Gene Network Inference

Gene Network Inference PDF Author: Alberto Fuente
Publisher: Springer Science & Business Media
ISBN: 3642451616
Category : Science
Languages : en
Pages : 135

Get Book Here

Book Description
This book presents recent methods for Systems Genetics (SG) data analysis, applying them to a suite of simulated SG benchmark datasets. Each of the chapter authors received the same datasets to evaluate the performance of their method to better understand which algorithms are most useful for obtaining reliable models from SG datasets. The knowledge gained from this benchmarking study will ultimately allow these algorithms to be used with confidence for SG studies e.g. of complex human diseases or food crop improvement. The book is primarily intended for researchers with a background in the life sciences, not for computer scientists or statisticians.

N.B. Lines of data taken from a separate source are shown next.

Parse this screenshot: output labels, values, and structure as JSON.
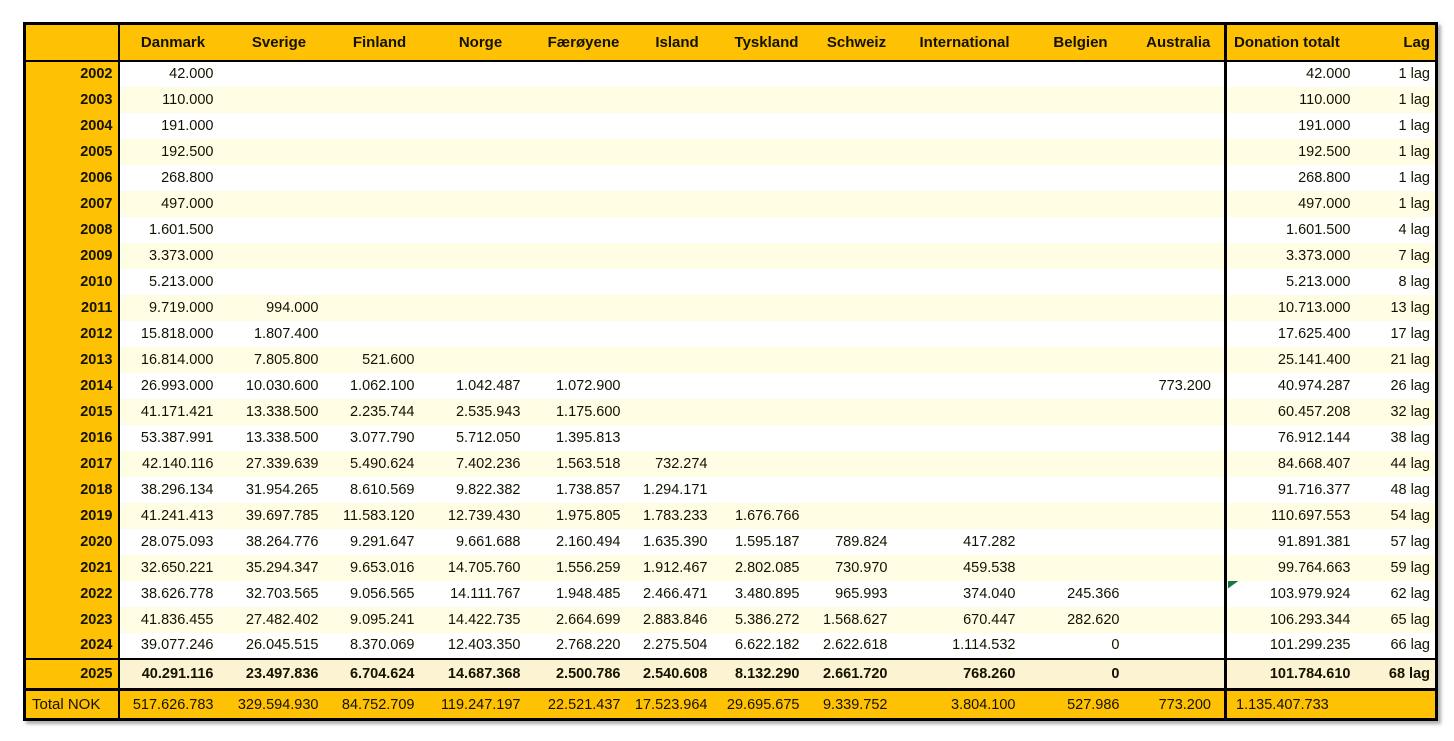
{
  "chart_data": {
    "type": "table",
    "columns": [
      "",
      "Danmark",
      "Sverige",
      "Finland",
      "Norge",
      "Færøyene",
      "Island",
      "Tyskland",
      "Schweiz",
      "International",
      "Belgien",
      "Australia",
      "Donation totalt",
      "Lag"
    ],
    "country_columns": [
      "Danmark",
      "Sverige",
      "Finland",
      "Norge",
      "Færøyene",
      "Island",
      "Tyskland",
      "Schweiz",
      "International",
      "Belgien",
      "Australia"
    ],
    "rows": [
      {
        "year": "2002",
        "values": [
          "42.000",
          "",
          "",
          "",
          "",
          "",
          "",
          "",
          "",
          "",
          ""
        ],
        "donation_total": "42.000",
        "lag": "1 lag"
      },
      {
        "year": "2003",
        "values": [
          "110.000",
          "",
          "",
          "",
          "",
          "",
          "",
          "",
          "",
          "",
          ""
        ],
        "donation_total": "110.000",
        "lag": "1 lag"
      },
      {
        "year": "2004",
        "values": [
          "191.000",
          "",
          "",
          "",
          "",
          "",
          "",
          "",
          "",
          "",
          ""
        ],
        "donation_total": "191.000",
        "lag": "1 lag"
      },
      {
        "year": "2005",
        "values": [
          "192.500",
          "",
          "",
          "",
          "",
          "",
          "",
          "",
          "",
          "",
          ""
        ],
        "donation_total": "192.500",
        "lag": "1 lag"
      },
      {
        "year": "2006",
        "values": [
          "268.800",
          "",
          "",
          "",
          "",
          "",
          "",
          "",
          "",
          "",
          ""
        ],
        "donation_total": "268.800",
        "lag": "1 lag"
      },
      {
        "year": "2007",
        "values": [
          "497.000",
          "",
          "",
          "",
          "",
          "",
          "",
          "",
          "",
          "",
          ""
        ],
        "donation_total": "497.000",
        "lag": "1 lag"
      },
      {
        "year": "2008",
        "values": [
          "1.601.500",
          "",
          "",
          "",
          "",
          "",
          "",
          "",
          "",
          "",
          ""
        ],
        "donation_total": "1.601.500",
        "lag": "4 lag"
      },
      {
        "year": "2009",
        "values": [
          "3.373.000",
          "",
          "",
          "",
          "",
          "",
          "",
          "",
          "",
          "",
          ""
        ],
        "donation_total": "3.373.000",
        "lag": "7 lag"
      },
      {
        "year": "2010",
        "values": [
          "5.213.000",
          "",
          "",
          "",
          "",
          "",
          "",
          "",
          "",
          "",
          ""
        ],
        "donation_total": "5.213.000",
        "lag": "8 lag"
      },
      {
        "year": "2011",
        "values": [
          "9.719.000",
          "994.000",
          "",
          "",
          "",
          "",
          "",
          "",
          "",
          "",
          ""
        ],
        "donation_total": "10.713.000",
        "lag": "13 lag"
      },
      {
        "year": "2012",
        "values": [
          "15.818.000",
          "1.807.400",
          "",
          "",
          "",
          "",
          "",
          "",
          "",
          "",
          ""
        ],
        "donation_total": "17.625.400",
        "lag": "17 lag"
      },
      {
        "year": "2013",
        "values": [
          "16.814.000",
          "7.805.800",
          "521.600",
          "",
          "",
          "",
          "",
          "",
          "",
          "",
          ""
        ],
        "donation_total": "25.141.400",
        "lag": "21 lag"
      },
      {
        "year": "2014",
        "values": [
          "26.993.000",
          "10.030.600",
          "1.062.100",
          "1.042.487",
          "1.072.900",
          "",
          "",
          "",
          "",
          "",
          "773.200"
        ],
        "donation_total": "40.974.287",
        "lag": "26 lag"
      },
      {
        "year": "2015",
        "values": [
          "41.171.421",
          "13.338.500",
          "2.235.744",
          "2.535.943",
          "1.175.600",
          "",
          "",
          "",
          "",
          "",
          ""
        ],
        "donation_total": "60.457.208",
        "lag": "32 lag"
      },
      {
        "year": "2016",
        "values": [
          "53.387.991",
          "13.338.500",
          "3.077.790",
          "5.712.050",
          "1.395.813",
          "",
          "",
          "",
          "",
          "",
          ""
        ],
        "donation_total": "76.912.144",
        "lag": "38 lag"
      },
      {
        "year": "2017",
        "values": [
          "42.140.116",
          "27.339.639",
          "5.490.624",
          "7.402.236",
          "1.563.518",
          "732.274",
          "",
          "",
          "",
          "",
          ""
        ],
        "donation_total": "84.668.407",
        "lag": "44 lag"
      },
      {
        "year": "2018",
        "values": [
          "38.296.134",
          "31.954.265",
          "8.610.569",
          "9.822.382",
          "1.738.857",
          "1.294.171",
          "",
          "",
          "",
          "",
          ""
        ],
        "donation_total": "91.716.377",
        "lag": "48 lag"
      },
      {
        "year": "2019",
        "values": [
          "41.241.413",
          "39.697.785",
          "11.583.120",
          "12.739.430",
          "1.975.805",
          "1.783.233",
          "1.676.766",
          "",
          "",
          "",
          ""
        ],
        "donation_total": "110.697.553",
        "lag": "54 lag"
      },
      {
        "year": "2020",
        "values": [
          "28.075.093",
          "38.264.776",
          "9.291.647",
          "9.661.688",
          "2.160.494",
          "1.635.390",
          "1.595.187",
          "789.824",
          "417.282",
          "",
          ""
        ],
        "donation_total": "91.891.381",
        "lag": "57 lag"
      },
      {
        "year": "2021",
        "values": [
          "32.650.221",
          "35.294.347",
          "9.653.016",
          "14.705.760",
          "1.556.259",
          "1.912.467",
          "2.802.085",
          "730.970",
          "459.538",
          "",
          ""
        ],
        "donation_total": "99.764.663",
        "lag": "59 lag"
      },
      {
        "year": "2022",
        "values": [
          "38.626.778",
          "32.703.565",
          "9.056.565",
          "14.111.767",
          "1.948.485",
          "2.466.471",
          "3.480.895",
          "965.993",
          "374.040",
          "245.366",
          ""
        ],
        "donation_total": "103.979.924",
        "lag": "62 lag",
        "marker": true
      },
      {
        "year": "2023",
        "values": [
          "41.836.455",
          "27.482.402",
          "9.095.241",
          "14.422.735",
          "2.664.699",
          "2.883.846",
          "5.386.272",
          "1.568.627",
          "670.447",
          "282.620",
          ""
        ],
        "donation_total": "106.293.344",
        "lag": "65 lag"
      },
      {
        "year": "2024",
        "values": [
          "39.077.246",
          "26.045.515",
          "8.370.069",
          "12.403.350",
          "2.768.220",
          "2.275.504",
          "6.622.182",
          "2.622.618",
          "1.114.532",
          "0",
          ""
        ],
        "donation_total": "101.299.235",
        "lag": "66 lag"
      },
      {
        "year": "2025",
        "values": [
          "40.291.116",
          "23.497.836",
          "6.704.624",
          "14.687.368",
          "2.500.786",
          "2.540.608",
          "8.132.290",
          "2.661.720",
          "768.260",
          "0",
          ""
        ],
        "donation_total": "101.784.610",
        "lag": "68 lag",
        "highlight": true
      }
    ],
    "total_row": {
      "label": "Total NOK",
      "values": [
        "517.626.783",
        "329.594.930",
        "84.752.709",
        "119.247.197",
        "22.521.437",
        "17.523.964",
        "29.695.675",
        "9.339.752",
        "3.804.100",
        "527.986",
        "773.200"
      ],
      "donation_total": "1.135.407.733",
      "lag": ""
    }
  },
  "colors": {
    "header_bg": "#FFC103",
    "stripe_bg": "#FFFDE3",
    "highlight_bg": "#FCF3D2",
    "flag_green": "#1F7245",
    "border": "#000000",
    "text": "#141200"
  }
}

Long-Range Control of Gene Expression

Long-Range Control of Gene Expression PDF Author: Veronica van Heyningen
Publisher: Academic Press
ISBN: 0080877818
Category : Science
Languages : en
Pages : 415

Get Book Here

Book Description
Long-Range Control of Gene Expression covers the current progress in understanding the mechanisms for genomic control of gene expression, which has grown considerably in the last few years as insight into genome organization and chromatin regulation has advanced. Discusses the evolution of cis-regulatory sequences in drosophila Includes information on genomic imprinting and imprinting defects in humans Includes a chapter on epigenetic gene regulation in cancer

Bayesian Inference for Gene Expression and Proteomics

Bayesian Inference for Gene Expression and Proteomics PDF Author: Kim-Anh Do
Publisher: Cambridge University Press
ISBN: 052186092X
Category : Mathematics
Languages : en
Pages : 437

Get Book Here

Book Description
Expert overviews of Bayesian methodology, tools and software for multi-platform high-throughput experimentation.

eQTL Analysis

eQTL Analysis PDF Author: Xinghua Mindy Shi
Publisher: Humana
ISBN: 9781071600283
Category : Science
Languages : en
Pages : 252

Get Book Here

Book Description
This volume details state-of-art eQTL analysis, where interdisciplinary researchers are provided both theoretical and practical guidance to eQTL analysis and interpretation. Chapters guide readers through methods and tools for eQTL and QTL analysis and the usage of such analysis in various scenarios. Written in the highly successful Methods in Molecular Biology series format, chapters include introductions to their respective topics, lists of the necessary materials and reagents, step-by-step, readily reproducible laboratory protocols, and tips on troubleshooting and avoiding known pitfalls. Authoritative and cutting-edge, eQTL Analysis: Methods and Protocols to ensure successful results in the further study of this vital field.